15. Agent Evaluation
Chapter 15 of 16 · 20 min
Evaluating agents requires measuring task completion, tool usage efficiency, and output quality. Traditional LLM benchmarks do not capture this. Agent-specific benchmarks exist, but local agents need custom evaluation frameworks.
Core metrics
- Task completion rate: Did the agent finish the task? Binary pass/fail
- Tool call accuracy: Did the agent call the right tools in the right order?
- Turns to completion: How many LLM calls before the agent finishes?
- Error rate: What fraction of tool calls produced errors?
- Token efficiency: Total tokens used versus task complexity
Building a test suite
class AgentTestSuite:
def __init__(self, agent):
self.agent = agent
self.results = []
def run_test(self, task: str, expected_tools: list, max_turns: int = 10) -> dict:
tool_log = []
# Patch tool execution to log calls
original_invoke = self.agent.tool_map.__getitem__
def logged_invoke(name, **kwargs):
tool_log.append(name)
return original_invoke(name).invoke(**kwargs)
self.agent.tool_map.__getitem__ = logged_invoke
result = self.agent.run(task, max_turns=max_turns)
self.agent.tool_map.__getitem__ = original_invoke
return {
"task": task,
"result": result,
"tools_called": tool_log,
"expected_tools": expected_tools,
"correct_sequence": tool_log == expected_tools,
"turns": len(tool_log) + 1
}
def run_suite(self, tests: list) -> dict:
for test in tests:
self.results.append(self.run_test(**test))

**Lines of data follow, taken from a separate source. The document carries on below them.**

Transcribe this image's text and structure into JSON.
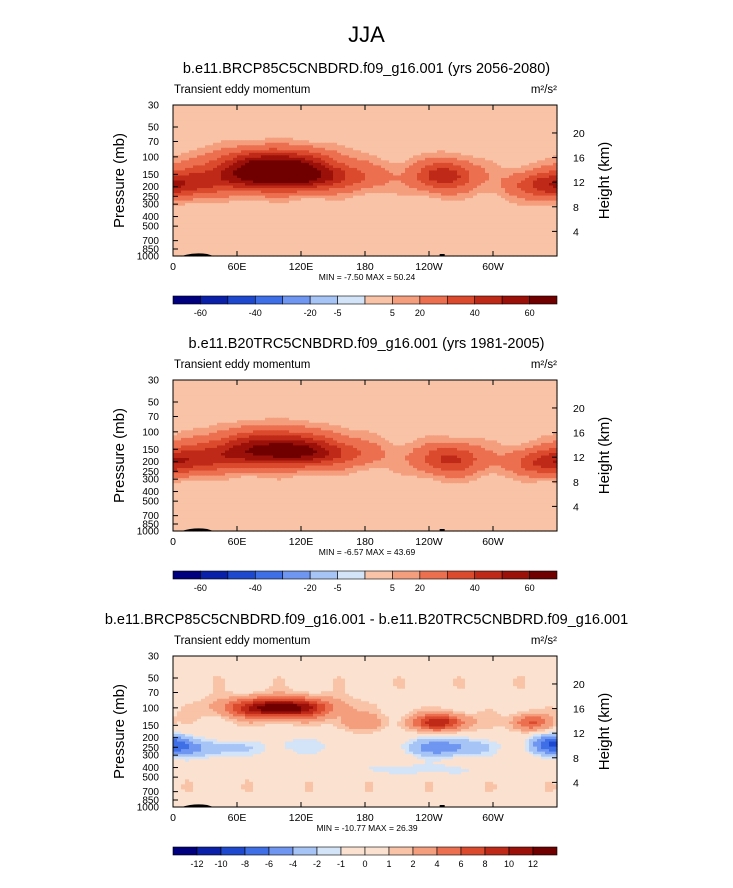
{
  "main_title": "JJA",
  "colors": {
    "scale_full": [
      "#00007f",
      "#0b20a8",
      "#1e49cf",
      "#3f6fe7",
      "#6f96f1",
      "#a6c4f6",
      "#d3e3f8",
      "#fbe2d0",
      "#f8c3a6",
      "#f49e7d",
      "#ec7050",
      "#dc4a2e",
      "#bf2a18",
      "#9b1008",
      "#700000"
    ]
  },
  "chart_data": [
    {
      "type": "heatmap",
      "title": "b.e11.BRCP85C5CNBDRD.f09_g16.001 (yrs 2056-2080)",
      "left_label": "Transient eddy momentum",
      "right_label": "m²/s²",
      "ylabel": "Pressure (mb)",
      "ylabel_right": "Height (km)",
      "x_ticks": [
        "0",
        "60E",
        "120E",
        "180",
        "120W",
        "60W"
      ],
      "x_tick_lons": [
        0,
        60,
        120,
        180,
        240,
        300
      ],
      "xlim": [
        0,
        360
      ],
      "y_ticks": [
        "30",
        "50",
        "70",
        "100",
        "150",
        "200",
        "250",
        "300",
        "400",
        "500",
        "700",
        "850",
        "1000"
      ],
      "y_tick_p": [
        30,
        50,
        70,
        100,
        150,
        200,
        250,
        300,
        400,
        500,
        700,
        850,
        1000
      ],
      "ylim": [
        30,
        1000
      ],
      "height_ticks": [
        "4",
        "8",
        "12",
        "16",
        "20"
      ],
      "height_km": [
        4,
        8,
        12,
        16,
        20
      ],
      "min_max": "MIN = -7.50  MAX = 50.24",
      "colorbar_labels": [
        "-60",
        "-40",
        "-20",
        "-5",
        "5",
        "20",
        "40",
        "60"
      ],
      "colorbar_levels": [
        -60,
        -50,
        -40,
        -30,
        -20,
        -10,
        -5,
        0,
        5,
        10,
        20,
        30,
        40,
        50,
        60
      ],
      "colorbar_label_indices": [
        1,
        3,
        5,
        6,
        8,
        9,
        11,
        13
      ],
      "features": [
        {
          "lon": 95,
          "p": 120,
          "value": 50,
          "sigma_lon": 38,
          "sigma_logp": 0.11
        },
        {
          "lon": 58,
          "p": 170,
          "value": 25,
          "sigma_lon": 55,
          "sigma_logp": 0.1
        },
        {
          "lon": 120,
          "p": 165,
          "value": 28,
          "sigma_lon": 35,
          "sigma_logp": 0.09
        },
        {
          "lon": 255,
          "p": 155,
          "value": 35,
          "sigma_lon": 20,
          "sigma_logp": 0.11
        },
        {
          "lon": 355,
          "p": 200,
          "value": 28,
          "sigma_lon": 25,
          "sigma_logp": 0.09
        },
        {
          "lon": 180,
          "p": 160,
          "value": 7,
          "sigma_lon": 30,
          "sigma_logp": 0.1
        }
      ],
      "background": 2
    },
    {
      "type": "heatmap",
      "title": "b.e11.B20TRC5CNBDRD.f09_g16.001 (yrs 1981-2005)",
      "left_label": "Transient eddy momentum",
      "right_label": "m²/s²",
      "ylabel": "Pressure (mb)",
      "ylabel_right": "Height (km)",
      "x_ticks": [
        "0",
        "60E",
        "120E",
        "180",
        "120W",
        "60W"
      ],
      "x_tick_lons": [
        0,
        60,
        120,
        180,
        240,
        300
      ],
      "xlim": [
        0,
        360
      ],
      "y_ticks": [
        "30",
        "50",
        "70",
        "100",
        "150",
        "200",
        "250",
        "300",
        "400",
        "500",
        "700",
        "850",
        "1000"
      ],
      "y_tick_p": [
        30,
        50,
        70,
        100,
        150,
        200,
        250,
        300,
        400,
        500,
        700,
        850,
        1000
      ],
      "ylim": [
        30,
        1000
      ],
      "height_ticks": [
        "4",
        "8",
        "12",
        "16",
        "20"
      ],
      "height_km": [
        4,
        8,
        12,
        16,
        20
      ],
      "min_max": "MIN = -6.57  MAX = 43.69",
      "colorbar_labels": [
        "-60",
        "-40",
        "-20",
        "-5",
        "5",
        "20",
        "40",
        "60"
      ],
      "colorbar_levels": [
        -60,
        -50,
        -40,
        -30,
        -20,
        -10,
        -5,
        0,
        5,
        10,
        20,
        30,
        40,
        50,
        60
      ],
      "colorbar_label_indices": [
        1,
        3,
        5,
        6,
        8,
        9,
        11,
        13
      ],
      "features": [
        {
          "lon": 95,
          "p": 140,
          "value": 40,
          "sigma_lon": 40,
          "sigma_logp": 0.12
        },
        {
          "lon": 40,
          "p": 180,
          "value": 22,
          "sigma_lon": 45,
          "sigma_logp": 0.1
        },
        {
          "lon": 130,
          "p": 170,
          "value": 22,
          "sigma_lon": 30,
          "sigma_logp": 0.09
        },
        {
          "lon": 260,
          "p": 190,
          "value": 30,
          "sigma_lon": 22,
          "sigma_logp": 0.11
        },
        {
          "lon": 355,
          "p": 210,
          "value": 26,
          "sigma_lon": 25,
          "sigma_logp": 0.09
        },
        {
          "lon": 180,
          "p": 170,
          "value": 6,
          "sigma_lon": 30,
          "sigma_logp": 0.1
        }
      ],
      "background": 2
    },
    {
      "type": "heatmap",
      "title": "b.e11.BRCP85C5CNBDRD.f09_g16.001 - b.e11.B20TRC5CNBDRD.f09_g16.001",
      "left_label": "Transient eddy momentum",
      "right_label": "m²/s²",
      "ylabel": "Pressure (mb)",
      "ylabel_right": "Height (km)",
      "x_ticks": [
        "0",
        "60E",
        "120E",
        "180",
        "120W",
        "60W"
      ],
      "x_tick_lons": [
        0,
        60,
        120,
        180,
        240,
        300
      ],
      "xlim": [
        0,
        360
      ],
      "y_ticks": [
        "30",
        "50",
        "70",
        "100",
        "150",
        "200",
        "250",
        "300",
        "400",
        "500",
        "700",
        "850",
        "1000"
      ],
      "y_tick_p": [
        30,
        50,
        70,
        100,
        150,
        200,
        250,
        300,
        400,
        500,
        700,
        850,
        1000
      ],
      "ylim": [
        30,
        1000
      ],
      "height_ticks": [
        "4",
        "8",
        "12",
        "16",
        "20"
      ],
      "height_km": [
        4,
        8,
        12,
        16,
        20
      ],
      "min_max": "MIN = -10.77  MAX = 26.39",
      "colorbar_labels": [
        "-12",
        "-10",
        "-8",
        "-6",
        "-4",
        "-2",
        "-1",
        "0",
        "1",
        "2",
        "4",
        "6",
        "8",
        "10",
        "12"
      ],
      "colorbar_levels": [
        -14,
        -12,
        -10,
        -8,
        -6,
        -4,
        -2,
        -1,
        0,
        1,
        2,
        4,
        6,
        8,
        10,
        12,
        14
      ],
      "colorbar_label_indices": [
        1,
        2,
        3,
        4,
        5,
        6,
        7,
        8,
        9,
        10,
        11,
        12,
        13,
        14,
        15
      ],
      "features": [
        {
          "lon": 100,
          "p": 100,
          "value": 14,
          "sigma_lon": 32,
          "sigma_logp": 0.07
        },
        {
          "lon": 250,
          "p": 140,
          "value": 9,
          "sigma_lon": 18,
          "sigma_logp": 0.06
        },
        {
          "lon": 175,
          "p": 140,
          "value": 3,
          "sigma_lon": 15,
          "sigma_logp": 0.06
        },
        {
          "lon": 335,
          "p": 140,
          "value": 6,
          "sigma_lon": 12,
          "sigma_logp": 0.06
        },
        {
          "lon": 30,
          "p": 260,
          "value": -4,
          "sigma_lon": 30,
          "sigma_logp": 0.07
        },
        {
          "lon": 120,
          "p": 240,
          "value": -2,
          "sigma_lon": 30,
          "sigma_logp": 0.07
        },
        {
          "lon": 255,
          "p": 250,
          "value": -6,
          "sigma_lon": 28,
          "sigma_logp": 0.07
        },
        {
          "lon": 355,
          "p": 230,
          "value": -7,
          "sigma_lon": 15,
          "sigma_logp": 0.07
        },
        {
          "lon": 230,
          "p": 420,
          "value": -2,
          "sigma_lon": 60,
          "sigma_logp": 0.05
        }
      ],
      "background": 0.5
    }
  ]
}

passed = sum(1 for r in self.results if r["correct_sequence"])
return {
"total": len(tests),
"passed": passed,
"pass_rate": passed / len(tests),
"details": self.results
}
Benchmark systems
For comparing agents against published baselines, use these resources:
- GAIA (General AI Assistants): Meta's benchmark for AI assistants with multi-step tasks requiring web search, code execution, and file manipulation
- MMLU (Massive Multitask Language Understanding): General knowledge benchmark
- AgentBoard: Evaluates minigrid and web navigation tasks with granular metrics
Run local benchmarks by adapting open-source evaluation scripts to run against your local agent class.
Regression testing
Set up automated tests that run on every code change:
import pytest
def test_calculator_tool():
suite = AgentTestSuite(agent_with_calculator())
result = suite.run_test(
task="Calculate the square root of 144",
expected_tools=["calculator"]
)
assert result["correct_sequence"]
def test_web_search_tool():
suite = AgentTestSuite(agent_with_web_search())
result = suite.run_test(
task="Who wrote Hamlet?",
expected_tools=["web_search"]
)
assert "Shakespeare" in result["result"]
EXERCISE
Design a test suite of 10 tasks with known correct tool sequences. Run the suite against your agent and compute all five core metrics. Identify the worst-performing metric and trace it back to the specific failure mode causing it.